Tired of thinking of all the ‘what ifs’, I get back to planning with the men. It’s going to be a long afternoon
.
CHAPTER 24
By the time we have things organized the best we’re able with Luca, dinner has long passed. Luca leaves for the lab around eleven, saying he needs to feed the prisoners and Zerks and check in on a few things. Grab the sedatives from Nance to knock out Price and all that.
We’re going to hit the lab in three weeks. That’s how long Luca thinks it will take to gather everything we’ll need. And unbeknown to him, will give Cade’s team the chance to make the trek here from their safe house — sneaking around Zerk hordes takes time and effort…. I just hope in that time, no one else dies.
I hate this. All of it. I can’t wait for it to be finished.
Cade comes over to me, brow creased in concern at my worn-out appearance. The bags under my eyes have grown their own bag-children in the last twenty-four hours, I know. I can feel them, the ugly purple bastards. It’s been a long time since I allowed myself to relax — sleep deeply. He can see the strain, and I’m glad I don’t have to hide part of myself from him. I let him absorb it all, the beauty and the ugliness that is my existence.

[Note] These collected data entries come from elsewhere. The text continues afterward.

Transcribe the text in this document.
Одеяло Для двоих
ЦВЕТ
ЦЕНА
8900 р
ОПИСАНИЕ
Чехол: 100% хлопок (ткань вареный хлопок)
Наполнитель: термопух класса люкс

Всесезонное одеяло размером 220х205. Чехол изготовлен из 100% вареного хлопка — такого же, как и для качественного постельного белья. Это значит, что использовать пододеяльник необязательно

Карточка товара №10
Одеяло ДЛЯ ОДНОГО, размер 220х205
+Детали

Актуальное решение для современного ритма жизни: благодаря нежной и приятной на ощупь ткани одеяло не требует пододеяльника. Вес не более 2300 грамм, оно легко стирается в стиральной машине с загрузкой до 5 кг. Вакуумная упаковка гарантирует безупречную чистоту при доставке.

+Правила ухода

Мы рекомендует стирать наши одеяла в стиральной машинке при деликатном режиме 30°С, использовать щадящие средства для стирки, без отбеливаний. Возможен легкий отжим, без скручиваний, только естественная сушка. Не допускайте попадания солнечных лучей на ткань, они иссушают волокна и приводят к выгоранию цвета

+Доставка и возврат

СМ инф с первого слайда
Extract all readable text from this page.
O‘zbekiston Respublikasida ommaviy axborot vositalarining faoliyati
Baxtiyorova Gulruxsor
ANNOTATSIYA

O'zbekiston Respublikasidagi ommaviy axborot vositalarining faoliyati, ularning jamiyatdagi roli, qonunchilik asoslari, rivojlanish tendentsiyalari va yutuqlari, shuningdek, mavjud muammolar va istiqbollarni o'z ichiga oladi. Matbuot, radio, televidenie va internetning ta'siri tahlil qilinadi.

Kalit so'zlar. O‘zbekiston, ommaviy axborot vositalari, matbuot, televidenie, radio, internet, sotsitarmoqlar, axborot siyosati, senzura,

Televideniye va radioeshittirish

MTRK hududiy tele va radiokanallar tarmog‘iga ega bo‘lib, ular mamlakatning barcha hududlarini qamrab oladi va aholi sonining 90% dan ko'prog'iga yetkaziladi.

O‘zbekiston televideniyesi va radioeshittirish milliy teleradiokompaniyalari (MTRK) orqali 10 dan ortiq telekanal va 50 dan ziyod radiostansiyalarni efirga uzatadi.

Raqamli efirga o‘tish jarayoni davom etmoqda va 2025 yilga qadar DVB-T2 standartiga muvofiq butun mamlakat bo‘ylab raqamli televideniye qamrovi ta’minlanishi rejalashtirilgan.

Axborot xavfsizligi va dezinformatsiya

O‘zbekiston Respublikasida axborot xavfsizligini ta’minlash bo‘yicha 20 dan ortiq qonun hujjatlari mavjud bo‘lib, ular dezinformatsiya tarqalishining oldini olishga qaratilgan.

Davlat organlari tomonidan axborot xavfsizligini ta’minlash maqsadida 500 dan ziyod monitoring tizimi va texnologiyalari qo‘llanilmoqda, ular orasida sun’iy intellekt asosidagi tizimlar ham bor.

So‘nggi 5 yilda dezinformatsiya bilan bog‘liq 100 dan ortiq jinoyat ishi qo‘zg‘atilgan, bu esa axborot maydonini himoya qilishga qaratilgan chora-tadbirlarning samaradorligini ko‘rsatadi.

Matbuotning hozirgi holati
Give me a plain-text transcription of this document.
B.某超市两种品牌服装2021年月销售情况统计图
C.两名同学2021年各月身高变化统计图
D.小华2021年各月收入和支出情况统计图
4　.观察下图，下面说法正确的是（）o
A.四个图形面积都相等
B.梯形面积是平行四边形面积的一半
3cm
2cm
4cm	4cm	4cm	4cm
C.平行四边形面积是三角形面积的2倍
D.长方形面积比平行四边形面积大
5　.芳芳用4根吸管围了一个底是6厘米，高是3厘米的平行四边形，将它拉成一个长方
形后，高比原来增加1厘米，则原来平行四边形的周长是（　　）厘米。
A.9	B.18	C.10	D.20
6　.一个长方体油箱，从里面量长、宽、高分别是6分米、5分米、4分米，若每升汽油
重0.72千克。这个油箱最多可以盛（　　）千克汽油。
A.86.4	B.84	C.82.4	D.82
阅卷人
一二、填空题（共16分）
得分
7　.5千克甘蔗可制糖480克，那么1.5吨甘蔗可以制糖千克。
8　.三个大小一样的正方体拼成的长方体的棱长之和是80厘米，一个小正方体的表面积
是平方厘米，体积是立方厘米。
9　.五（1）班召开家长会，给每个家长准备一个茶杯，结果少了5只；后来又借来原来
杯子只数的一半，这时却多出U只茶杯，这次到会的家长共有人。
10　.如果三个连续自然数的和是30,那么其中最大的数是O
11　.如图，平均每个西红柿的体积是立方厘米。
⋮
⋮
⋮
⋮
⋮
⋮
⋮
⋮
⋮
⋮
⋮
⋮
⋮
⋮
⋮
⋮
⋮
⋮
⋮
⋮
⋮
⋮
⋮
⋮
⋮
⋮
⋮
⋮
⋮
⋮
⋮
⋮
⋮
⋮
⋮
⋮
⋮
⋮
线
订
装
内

He doesn’t turn away.
Cupping my face, making me feel small, he leans down and brushes a kiss across my lips. “Sleep now, or after?” He asks cryptically.
My nose crinkles in confusion. “After what?”
Chuckling, he traces his hands down my arms, curving back up and under them to grab hold of my waist. “After I have you writhing and screaming beneath me.”
Mouth rounding out in a silent ‘o’ a slow grin makes its way across my face. Cade wants a repeat.
Is it wrong I’m not in the mood for slow and sweet? I think on it for a minute before shaking my head at myself. No, I don’t believe so.
I need to forget for a little while what we’re about to throw ourselves into. I tell him as much. And maybe he does too, because his reply is instant. “Then let’s forget together.”